Ne consegue che, fino a quando non sia stata corrisposta, ovvero offerta l'indennità, il conduttore ha diritto di protrarre la detenzione e il godimento dell'immobile per l'esercizio della sua attività commerciale, senza che da tale attività possa derivare alcuna responsabilità a suo carico a titolo di maggior danno ex art. 1591 del codice civile (cfr. Cass. n. 22924/2012; Cass. n. 14814/2004)".
Rinuncia all'indennità di avviamento nel contratto di locazione commerciale: è valida?
Nella sentenza in commento, il Tribunale di Catanzaro ha accertato la nullità della clausola con la quale, alla firma della locazione, il conduttore aveva rinunciato all'indennità di avviamento.
Secondo l'ufficio calabrese, si trattava, infatti, di una disposizione in contrasto con l'art. 79 della legge 392/1978, secondo il quale sarebbe nulla ogni pattuizione diretta ad attribuire al locatore un vantaggio in contrasto con la legge appena citata.

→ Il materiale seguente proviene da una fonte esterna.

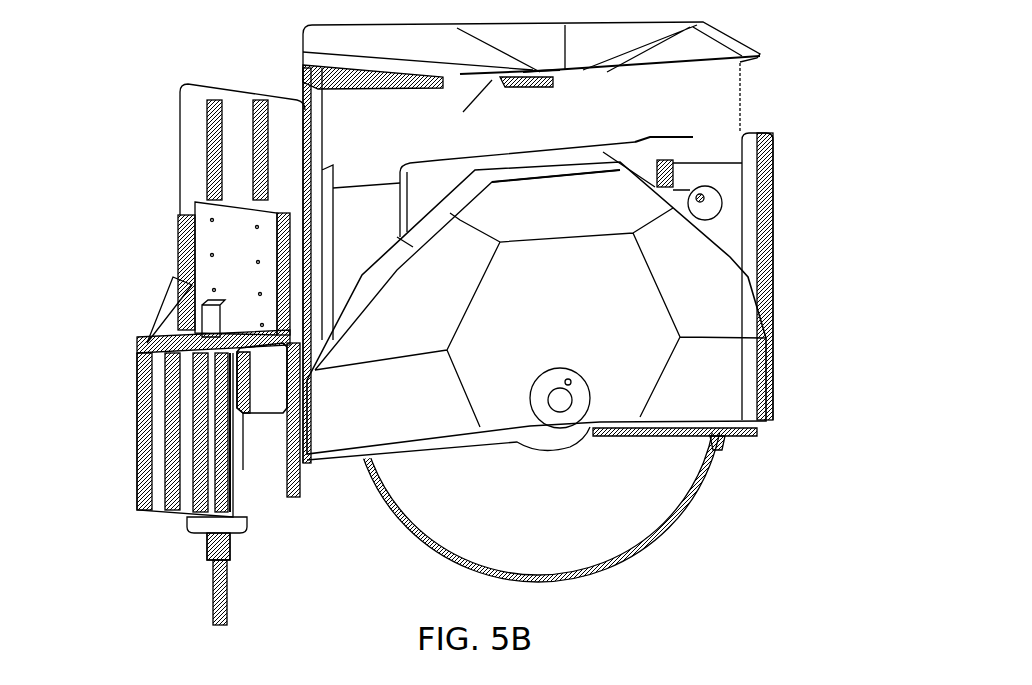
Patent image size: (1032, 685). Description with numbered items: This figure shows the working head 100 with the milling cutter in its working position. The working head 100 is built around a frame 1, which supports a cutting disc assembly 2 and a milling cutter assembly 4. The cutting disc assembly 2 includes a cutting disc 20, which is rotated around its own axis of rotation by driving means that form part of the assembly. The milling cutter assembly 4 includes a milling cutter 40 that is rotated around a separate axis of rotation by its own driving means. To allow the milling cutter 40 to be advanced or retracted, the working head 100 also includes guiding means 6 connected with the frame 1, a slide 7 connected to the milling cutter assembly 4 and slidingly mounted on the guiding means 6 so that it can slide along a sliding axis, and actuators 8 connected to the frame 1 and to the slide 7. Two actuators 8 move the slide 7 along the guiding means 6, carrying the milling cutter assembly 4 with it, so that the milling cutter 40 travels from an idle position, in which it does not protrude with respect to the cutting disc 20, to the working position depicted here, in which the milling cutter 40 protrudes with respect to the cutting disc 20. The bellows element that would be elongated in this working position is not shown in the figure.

Tuttavia, aggiunge il Tribunale, nulla vieta al conduttore di esprimere tale rinuncia al termine della locazione, quando cioè non si trova più in quella tipica posizione di debolezza contrattuale in pendenza del rapporto "l'art. 79 della L. 392/1978 sancisce la nullità di ogni pattuizione diretta a limitare la durata legale del contratto di locazione o ad attribuire al locatore un canone maggiore di quello legale, ovvero ad attribuirgli altro vantaggio in contrasto con le disposizioni della legge stessa.
Tale disposizione non impedisce al conduttore di rinunciare all'indennità per la perdita dell'avviamento commerciale, purché ciò avvenga successivamente alla cessazione del rapporto, ossia quando il conduttore non si trovi più in quella posizione di debolezza alla cui tutela la disciplina è preordinata (cfr. ex multis n. 15373/2018). La ratio di tale nullità trova il suo fondamento nell'esigenza di tutela del conduttore, quale contraente debole, la quale viene meno una volta stipulato il contratto di locazione: fino a quando non venga concluso un contratto di locazione, infatti, i diritti che ne discendono sono da considerarsi indisponibili per le stesse parti contrattuali, poiché, solo successivamente alla conclusione del contratto, quando il conduttore non è più in una situazione di debolezza per il timore di essere costretto a lasciare l'immobile ove svolge attività commerciale, è possibile negoziare sui diritti nascenti dal contratto, incluso il diritto alla indennità di avviamento (Cassazione civile sez. III, 21/07/2022, n.22826)".
Tornando al caso in commento, il conduttore aveva, pertanto, diritto all'indennità, poiché la rinuncia espressa in sede contrattuale era stata nulla. Il Tribunale di Catanzaro ha, quindi, accolto la domanda di pagamento condannando, di conseguenza, il locatore.